Title: Analyse resilience risks in microservice architecture systems with causality search and inference algorithms

Authors: Kanglin Yin; Qingfeng Du; Juan Qiu

Addresses: School of Software Engineering, Tongji University, 4800 Cao'an Highway, Shanghai, China ' School of Software Engineering, Tongji University, 4800 Cao'an Highway, Shanghai, China ' School of Software Engineering, Tongji University, 4800 Cao'an Highway, Shanghai, China

Abstract: The microservice architecture has already become the mainstream architecture pattern of web service applications in recent years. However, compared with traditional software architectures, the microservice architecture has a more sophisticated deployment structure, which makes it have to face more potential risks with greater diversity of fault symptoms. Microservice practitioners started to use the word 'resilience' to describe the capability of coping with different unexpected conditions. How to judge whether a system environment disruption is a risk of microservice resilience, and how to analyse resilience risks before the system is released, are the research questions in microservice development. As the practice of chaos engineering has solved the problem of resilience risk identification, this paper focuses on how to analyse identified resilience risks in microservice architecture systems, and a resilience risk analysis method is proposed.

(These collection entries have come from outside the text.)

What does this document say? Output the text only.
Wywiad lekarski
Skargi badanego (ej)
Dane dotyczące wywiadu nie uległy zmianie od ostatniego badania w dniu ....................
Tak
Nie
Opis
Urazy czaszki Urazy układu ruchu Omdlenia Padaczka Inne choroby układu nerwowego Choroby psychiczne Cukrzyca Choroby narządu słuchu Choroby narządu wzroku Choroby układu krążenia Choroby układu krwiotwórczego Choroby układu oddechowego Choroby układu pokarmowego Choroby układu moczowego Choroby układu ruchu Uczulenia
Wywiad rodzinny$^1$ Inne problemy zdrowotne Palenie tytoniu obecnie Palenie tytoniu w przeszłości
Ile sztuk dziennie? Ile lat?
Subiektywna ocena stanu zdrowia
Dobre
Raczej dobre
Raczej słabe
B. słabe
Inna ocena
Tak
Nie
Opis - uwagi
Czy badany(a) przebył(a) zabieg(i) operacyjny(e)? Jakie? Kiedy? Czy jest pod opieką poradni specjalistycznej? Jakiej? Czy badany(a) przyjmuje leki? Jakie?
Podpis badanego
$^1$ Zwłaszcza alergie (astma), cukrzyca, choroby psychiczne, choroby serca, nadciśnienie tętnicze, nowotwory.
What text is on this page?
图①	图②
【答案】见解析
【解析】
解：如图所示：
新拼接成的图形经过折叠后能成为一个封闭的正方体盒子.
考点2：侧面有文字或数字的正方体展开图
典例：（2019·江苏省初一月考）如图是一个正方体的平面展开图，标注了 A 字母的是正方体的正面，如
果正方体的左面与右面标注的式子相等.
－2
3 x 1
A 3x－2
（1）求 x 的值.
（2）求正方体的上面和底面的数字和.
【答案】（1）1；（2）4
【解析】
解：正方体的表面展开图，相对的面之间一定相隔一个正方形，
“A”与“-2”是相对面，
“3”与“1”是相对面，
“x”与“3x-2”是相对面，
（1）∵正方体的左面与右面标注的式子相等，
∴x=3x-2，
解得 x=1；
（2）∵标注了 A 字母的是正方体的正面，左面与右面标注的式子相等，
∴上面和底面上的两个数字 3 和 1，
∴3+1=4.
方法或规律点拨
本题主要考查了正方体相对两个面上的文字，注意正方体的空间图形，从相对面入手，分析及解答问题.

Based on performance monitoring data collected during chaos experiments, the analysis method uses the causality search algorithm to build causality graphs of performance indicators, and generates causality chains to system operators by the causality inference algorithm. The effectiveness of the proposed approach is proved by conducting a case study on a microservice architecture system.

Keywords: microservice; resilience; software risk analysis; causality search and inference.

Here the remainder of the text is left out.